For each respondent who qualified to answer the follow-up question, the order of the response were randomised each time to avoid folks just clicking through on the answers as they were presented to them.


To be presented with the survey, respondents had to be:

  • Based in the UK
  • Employed full-time
  • In a role that required a touch of experience, specifically: 
    • Director (Group Director, Sr. Director, Director)
    • Manager (Group Manager, Sr. Manager, Manager, Program Manager)
    • Analyst
    • Assistant or Associate

Our respondents were: 

  • 22.3% Male and 77.7% Female
  • Had a wide array of Gross Household Income (Attest provided 12 options ranging from Less than £15k to £100k and above) – there was a standard bell curve distribution across these folks
  • 48.9% in the Manager, 37.9% in the Assistant and Associate, 10.5% in the Analyst, and 2.7% in the Director category
  • Across a wide array of industries: note this isn’t just a marketing industry survey, but I don’t think there is anything more specific about how marketers search for jobs than anyone else

There is a bunch more demographic information Attest provided, but this was the most notable when considering the final results


On average – the respondents ranked the factors in the following order…

  • Salary (on average ranked 2.1)
  • Location (avg 3.4)
  • Responsibilities of the job (avg 4.3)
  • Job Title (avg 4.6)
  • Company reputation (avg 5)
  • Availability of remote working (avg 5.2)
  • Company culture (avg. 5.5)
  • Job perks (free lunches, gym etc) (avg 5.9)

With a further breakdown here: 

So what does that mean?


There is a fairly clear indicator: for those surveyed, salary is a very important factor when potential employees are considering whether to apply for a job or not. 48.7% listed it as the single most important thing. On average, it was listed at 2.1 in the ranking, with the next closest (location) being on average selected at the 3.4 mark.

I was a touch surprised by this. If you head onto Linkedin on any given day – you will see 100 posts saying ‘only work somewhere you love’ and very rarely any that say ‘it doesn’t matter – take the money!’. Perhaps anonymity is one factor, but I also wanted to further interrogate the data to see if there were any other variations. 

Does income make a difference?

One hypothesis I wanted to test is whether the current income would have an impact. An unfortunate truth is those who are most likely to be impacted by the cost of living crisis are those with low or average incomes. I wondered whether they would skew the results of the survey. 

However, of those with household incomes of less than £30k per year, the salary was still ranked top with an average rank of 2.1 (48.4% of folks ranked it number one). This is interesting because if we only focus on those with a £50k+ household income, 47.8% list salary as the most important factor. Hardly a big difference.

How about seniority in a company?

Personally, I was surprised to see company culture so low on the list. 

To further investigate this, I sliced the data to only look at managers and directors: i.e. folks who will have more experience, and therefore more likely to have been part of positive and negative company cultures. 

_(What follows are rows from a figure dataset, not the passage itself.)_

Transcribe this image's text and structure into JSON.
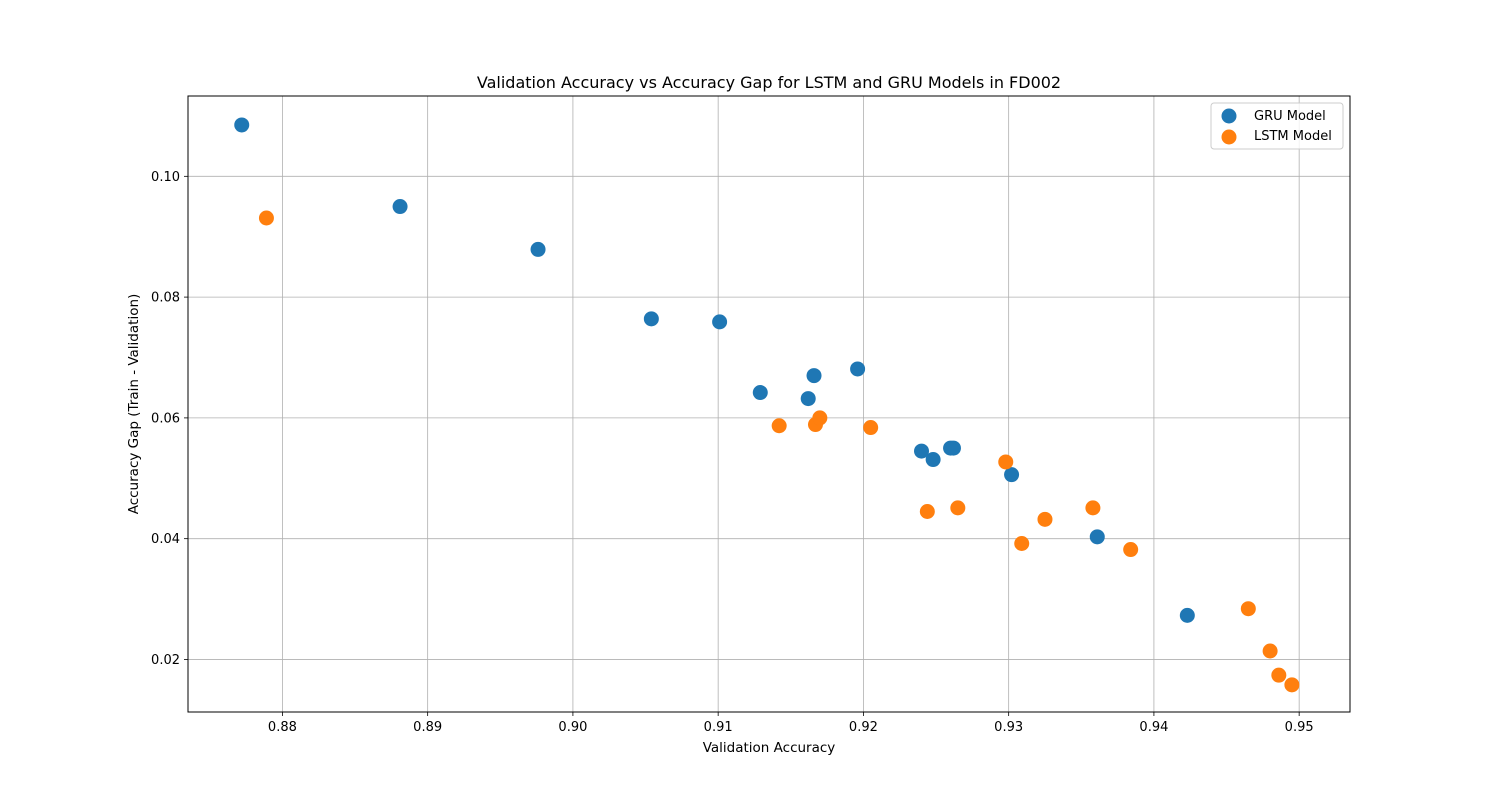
{
  "chart_data": {
    "type": "scatter",
    "title": "Validation Accuracy vs Accuracy Gap for LSTM and GRU Models in FD002",
    "xlabel": "Validation Accuracy",
    "ylabel": "Accuracy Gap (Train - Validation)",
    "xlim": [
      0.8735,
      0.9535
    ],
    "ylim": [
      0.0113,
      0.1133
    ],
    "xticks": [
      0.88,
      0.89,
      0.9,
      0.91,
      0.92,
      0.93,
      0.94,
      0.95
    ],
    "xtick_labels": [
      "0.88",
      "0.89",
      "0.90",
      "0.91",
      "0.92",
      "0.93",
      "0.94",
      "0.95"
    ],
    "yticks": [
      0.02,
      0.04,
      0.06,
      0.08,
      0.1
    ],
    "ytick_labels": [
      "0.02",
      "0.04",
      "0.06",
      "0.08",
      "0.10"
    ],
    "grid": true,
    "legend_position": "top-right",
    "series": [
      {
        "name": "GRU Model",
        "color": "#1f77b4",
        "points": [
          {
            "x": 0.8772,
            "y": 0.1085
          },
          {
            "x": 0.8881,
            "y": 0.095
          },
          {
            "x": 0.8976,
            "y": 0.0879
          },
          {
            "x": 0.9054,
            "y": 0.0764
          },
          {
            "x": 0.9101,
            "y": 0.0759
          },
          {
            "x": 0.9129,
            "y": 0.0642
          },
          {
            "x": 0.9162,
            "y": 0.0632
          },
          {
            "x": 0.9166,
            "y": 0.067
          },
          {
            "x": 0.9196,
            "y": 0.0681
          },
          {
            "x": 0.924,
            "y": 0.0545
          },
          {
            "x": 0.9248,
            "y": 0.0531
          },
          {
            "x": 0.926,
            "y": 0.055
          },
          {
            "x": 0.9262,
            "y": 0.055
          },
          {
            "x": 0.9302,
            "y": 0.0506
          },
          {
            "x": 0.9361,
            "y": 0.0403
          },
          {
            "x": 0.9423,
            "y": 0.0273
          }
        ]
      },
      {
        "name": "LSTM Model",
        "color": "#ff7f0e",
        "points": [
          {
            "x": 0.8789,
            "y": 0.0931
          },
          {
            "x": 0.9142,
            "y": 0.0587
          },
          {
            "x": 0.9167,
            "y": 0.0589
          },
          {
            "x": 0.917,
            "y": 0.06
          },
          {
            "x": 0.9205,
            "y": 0.0584
          },
          {
            "x": 0.9244,
            "y": 0.0445
          },
          {
            "x": 0.9265,
            "y": 0.0451
          },
          {
            "x": 0.9298,
            "y": 0.0527
          },
          {
            "x": 0.9309,
            "y": 0.0392
          },
          {
            "x": 0.9325,
            "y": 0.0432
          },
          {
            "x": 0.9358,
            "y": 0.0451
          },
          {
            "x": 0.9384,
            "y": 0.0382
          },
          {
            "x": 0.9465,
            "y": 0.0284
          },
          {
            "x": 0.948,
            "y": 0.0214
          },
          {
            "x": 0.9486,
            "y": 0.0174
          },
          {
            "x": 0.9495,
            "y": 0.0158
          }
        ]
      }
    ]
  }
}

Once again, 46.6% still record salary as number one and company culture remains in the same position, marginally moving up on average position from 5.5 to 5.4. 

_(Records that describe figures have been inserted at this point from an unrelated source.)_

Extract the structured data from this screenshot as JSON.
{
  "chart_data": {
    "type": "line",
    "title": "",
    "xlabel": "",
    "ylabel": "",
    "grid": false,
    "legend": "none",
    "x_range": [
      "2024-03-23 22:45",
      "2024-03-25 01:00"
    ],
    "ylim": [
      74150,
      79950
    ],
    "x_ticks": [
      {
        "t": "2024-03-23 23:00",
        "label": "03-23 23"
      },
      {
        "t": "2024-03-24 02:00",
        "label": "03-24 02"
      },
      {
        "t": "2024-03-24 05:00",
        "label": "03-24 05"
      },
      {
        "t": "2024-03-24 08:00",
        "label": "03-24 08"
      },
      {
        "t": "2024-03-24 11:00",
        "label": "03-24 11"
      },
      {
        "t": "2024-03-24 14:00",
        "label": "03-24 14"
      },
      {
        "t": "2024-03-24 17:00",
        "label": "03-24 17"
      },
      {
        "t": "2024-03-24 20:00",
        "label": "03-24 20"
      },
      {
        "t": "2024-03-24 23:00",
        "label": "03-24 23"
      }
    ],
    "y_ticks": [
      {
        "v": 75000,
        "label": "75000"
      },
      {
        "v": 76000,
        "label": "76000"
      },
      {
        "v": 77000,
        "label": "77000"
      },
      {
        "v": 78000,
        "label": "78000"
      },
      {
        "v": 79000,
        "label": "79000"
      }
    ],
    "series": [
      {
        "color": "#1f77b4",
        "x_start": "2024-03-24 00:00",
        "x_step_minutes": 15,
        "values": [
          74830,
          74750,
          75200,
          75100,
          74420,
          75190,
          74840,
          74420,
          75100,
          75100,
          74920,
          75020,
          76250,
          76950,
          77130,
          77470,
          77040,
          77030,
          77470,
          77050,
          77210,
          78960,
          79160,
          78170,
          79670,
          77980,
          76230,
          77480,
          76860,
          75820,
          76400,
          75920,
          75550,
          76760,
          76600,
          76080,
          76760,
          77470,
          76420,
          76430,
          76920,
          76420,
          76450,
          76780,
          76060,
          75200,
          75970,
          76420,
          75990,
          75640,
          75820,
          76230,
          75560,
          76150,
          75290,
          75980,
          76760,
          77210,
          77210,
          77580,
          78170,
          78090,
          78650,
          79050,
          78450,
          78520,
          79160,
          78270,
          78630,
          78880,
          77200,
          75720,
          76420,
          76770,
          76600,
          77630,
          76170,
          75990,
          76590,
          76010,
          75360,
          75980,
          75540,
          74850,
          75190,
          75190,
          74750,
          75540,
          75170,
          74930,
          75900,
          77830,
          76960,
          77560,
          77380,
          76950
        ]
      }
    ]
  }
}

The results came out remarkably similar to the rest of the data set, suggesting that seniority in the business also wasn’t the biggest determining factor in how people perceived jobs.

Coming to a Conclusion

The truth is no matter how I sliced the data by demographic in this study, I didn’t find anything that was markedly different from what I’ve already shown you.

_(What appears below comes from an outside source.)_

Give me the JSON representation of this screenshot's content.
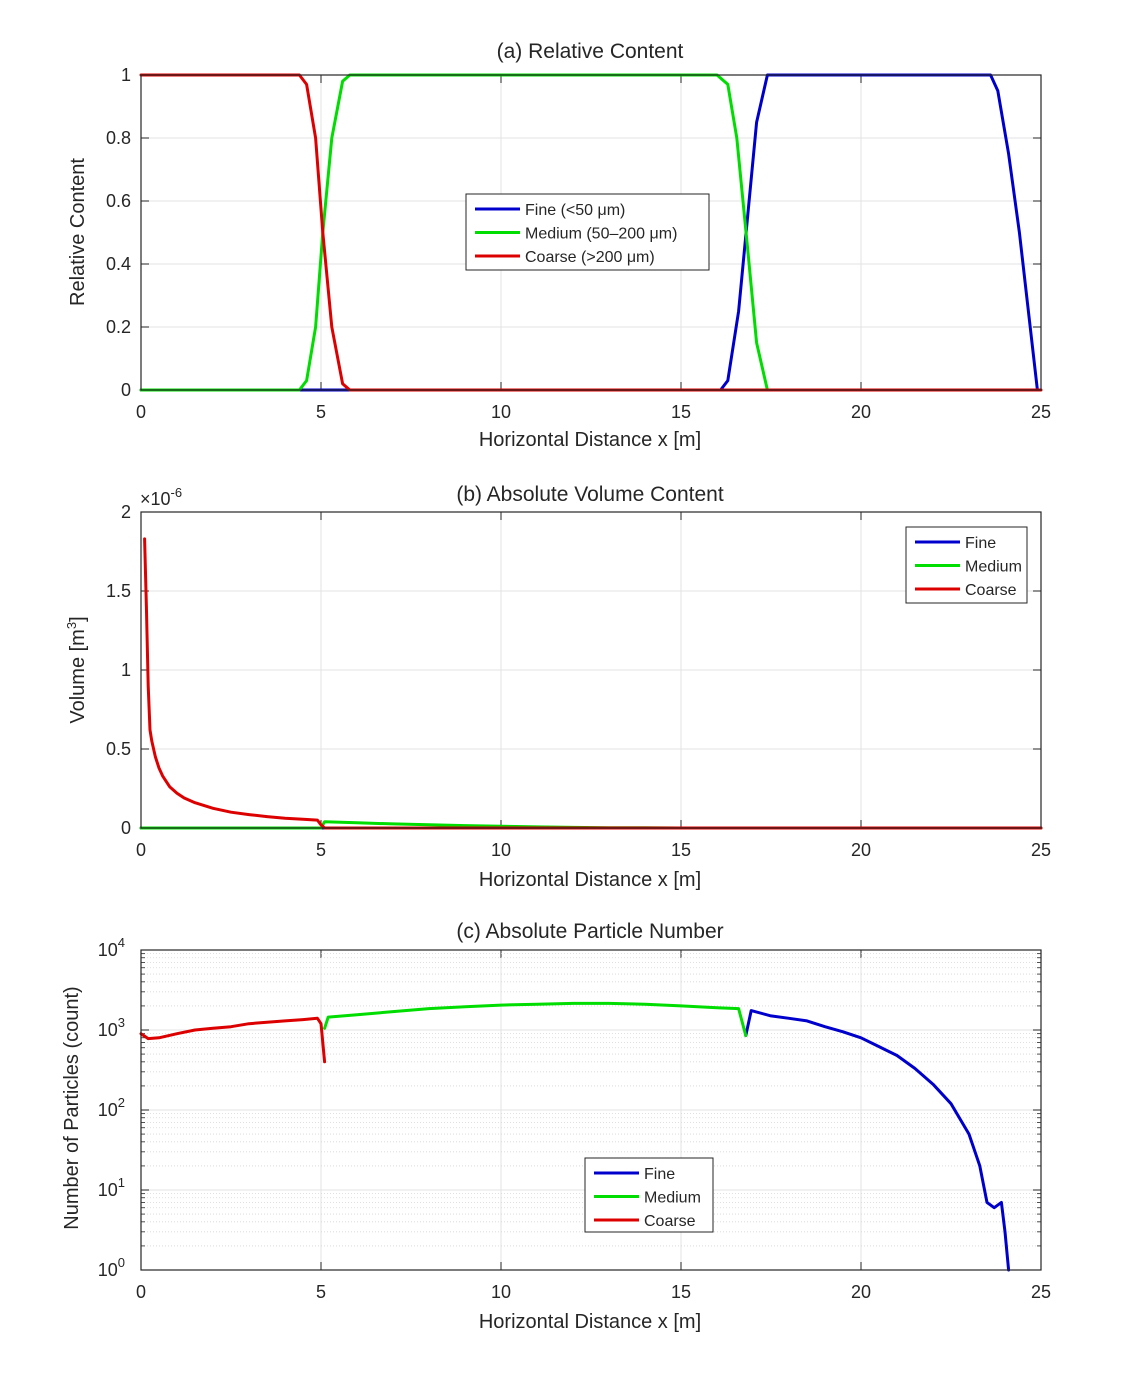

And while I don’t want to present this data as an ‘open and shut case’ (we could have broadened the sample and also included more questions and qualitative data) what the sample shows is an indication. An indication that salary is indeed an important part of the puzzle when it comes to attracting applicants. 

To close, the question on my mind is: ‘is not listing the salary on your job descriptions costing you the best candidates?’. My answer… probably, yes.